If you can imagine, it gets worse.
Twitter is going to base its decisions on what exactly constitutes “scientific consensus” by referring to the bible of global warming — reports from the Intergovernmental Panel on Climate Change (IPCC).
Do they really want to do that? After all, an IPCC report said that Himalayan glaciers would disappear by 2035 despite the fact that some of them appear to be growing. And for 11 years, according to the IPCC, global temperatures didn’t rise at all.
“We believe that climate denialism shouldn’t be monetized on Twitter, and that misrepresentative ads shouldn’t detract from important conversations about the climate crisis,” the company said in a blog post. “We recognize that misleading information about climate change can undermine efforts to protect the planet.”
If “climate denialism” shouldn’t be monetized, why allow climate hysteria to make money? These NGOs and anti-capitalist groups have been exaggerating the risks of global warming for 50 years. Why do they get to tell lies and frighten people to raise money while the deniers are not?
In the marketplace of ideas, both sides should be allowed to spout their nonsense and let the people decide what to believe.
Twitter’s Friday announcement — coinciding with Earth Day — is part of a larger trend by social media companies to address criticism from activists that they are doing too little to combat climate change disinformation campaigns from spreading rapidly on their massive networks on their sprawling networks. In recent years, tech companies have been introducing new labels and information hubs to elevate accurate information about the environment while taking steps to limit the spread of falsehoods.
So Twitter is going to allow “activists” to have a say in what is “misinformation” and what is a “difference of opinion”? In essence, that’s what we’re discussing.
Real science doesn’t care if a “consensus” has been reached on an issue. Until the 1970s, the “consensus view” was the “steady-state theory” that explained the origin of the universe.
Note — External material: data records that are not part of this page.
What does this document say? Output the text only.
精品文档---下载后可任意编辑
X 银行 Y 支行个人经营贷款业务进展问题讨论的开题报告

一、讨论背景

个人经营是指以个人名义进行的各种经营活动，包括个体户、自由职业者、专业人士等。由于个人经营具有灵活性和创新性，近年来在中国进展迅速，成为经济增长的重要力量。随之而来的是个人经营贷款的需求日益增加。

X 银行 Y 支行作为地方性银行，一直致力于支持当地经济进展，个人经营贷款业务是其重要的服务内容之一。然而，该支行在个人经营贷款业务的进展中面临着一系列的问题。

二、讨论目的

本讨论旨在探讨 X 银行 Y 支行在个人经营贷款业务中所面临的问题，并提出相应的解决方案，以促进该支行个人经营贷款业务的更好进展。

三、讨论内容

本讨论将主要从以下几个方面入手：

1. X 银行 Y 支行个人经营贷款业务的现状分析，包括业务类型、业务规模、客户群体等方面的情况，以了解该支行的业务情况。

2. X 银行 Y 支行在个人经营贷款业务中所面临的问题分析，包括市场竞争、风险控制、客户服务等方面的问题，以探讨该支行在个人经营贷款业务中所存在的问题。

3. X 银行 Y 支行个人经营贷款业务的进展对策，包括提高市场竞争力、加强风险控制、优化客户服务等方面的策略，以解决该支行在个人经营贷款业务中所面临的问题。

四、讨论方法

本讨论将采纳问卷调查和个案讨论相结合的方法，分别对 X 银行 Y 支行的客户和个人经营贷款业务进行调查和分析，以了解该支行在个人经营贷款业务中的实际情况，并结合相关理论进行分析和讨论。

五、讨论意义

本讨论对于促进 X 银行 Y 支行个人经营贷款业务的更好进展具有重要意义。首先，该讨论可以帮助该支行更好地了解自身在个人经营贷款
Now, an overwhelming number of scientists and cosmologists subscribe to the misnamed “Big Bang” theory to explain the beginnings of time.
Which “consensus” should we use?
It also coincides with Elon Musk’s $43 billion hostile takeover bid for Twitter, which he launched last week amid weeks of talk about the importance of free speech. At a TED conference last week Musk called the company the public town square.
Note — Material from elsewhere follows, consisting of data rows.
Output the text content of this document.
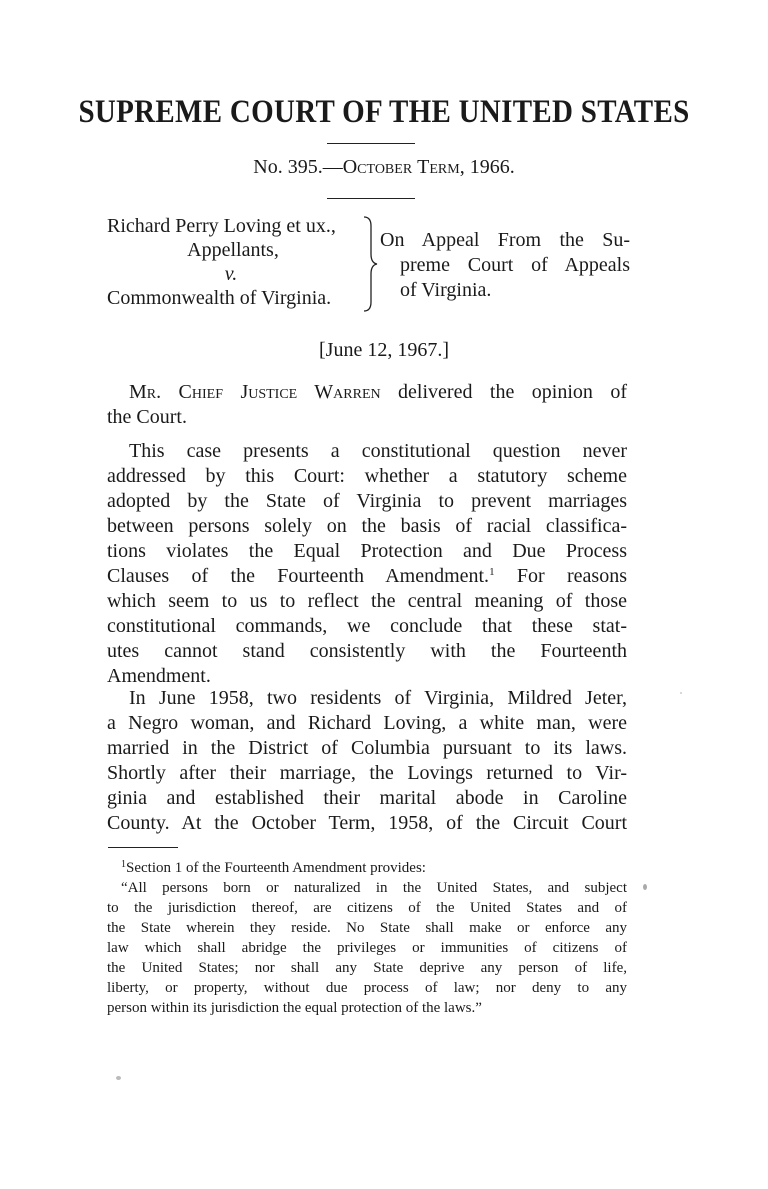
SUPREME COURT OF THE UNITED STATES
No. 395.—October Term, 1966.
Richard Perry Loving et ux.,
Appellants,
v.
Commonwealth of Virginia.
On Appeal From the Su-
preme Court of Appeals
of Virginia.
[June 12, 1967.]
Mr. Chief Justice Warren delivered the opinion of
the Court.
This case presents a constitutional question never
addressed by this Court: whether a statutory scheme
adopted by the State of Virginia to prevent marriages
between persons solely on the basis of racial classifica-
tions violates the Equal Protection and Due Process
Clauses of the Fourteenth Amendment.$^1$ For reasons
which seem to us to reflect the central meaning of those
constitutional commands, we conclude that these stat-
utes cannot stand consistently with the Fourteenth
Amendment.
In June 1958, two residents of Virginia, Mildred Jeter,
a Negro woman, and Richard Loving, a white man, were
married in the District of Columbia pursuant to its laws.
Shortly after their marriage, the Lovings returned to Vir-
ginia and established their marital abode in Caroline
County. At the October Term, 1958, of the Circuit Court
$^1$Section 1 of the Fourteenth Amendment provides:
“All persons born or naturalized in the United States, and subject
to the jurisdiction thereof, are citizens of the United States and of
the State wherein they reside. No State shall make or enforce any
law which shall abridge the privileges or immunities of citizens of
the United States; nor shall any State deprive any person of life,
liberty, or property, without due process of law; nor deny to any
person within its jurisdiction the equal protection of the laws.”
“I think we would want to err on the, if in doubt, let the speech, let it exist. But if it’s a gray area, I would say let the tweet exist,” he said.
That free speech stance may contradict Twitter’s push toward more content moderation, including in the area of climate change.
Look at the way news and information about the coronavirus emerged. Should Twitter now reinstate all those people they banned who questioned the science, the school closings, and the other “follow the science” postulates that were later shown to be wrong?
Elon Musk believes that Twitter and other social networks are akin to the early American town squares where citizens would gather on the quads and greens to meet, gossip, and talk about crops and politics. It’s a vital exercise in democracy, and the social media censors should stop trying to decide who’s telling tall tales and who isn’t.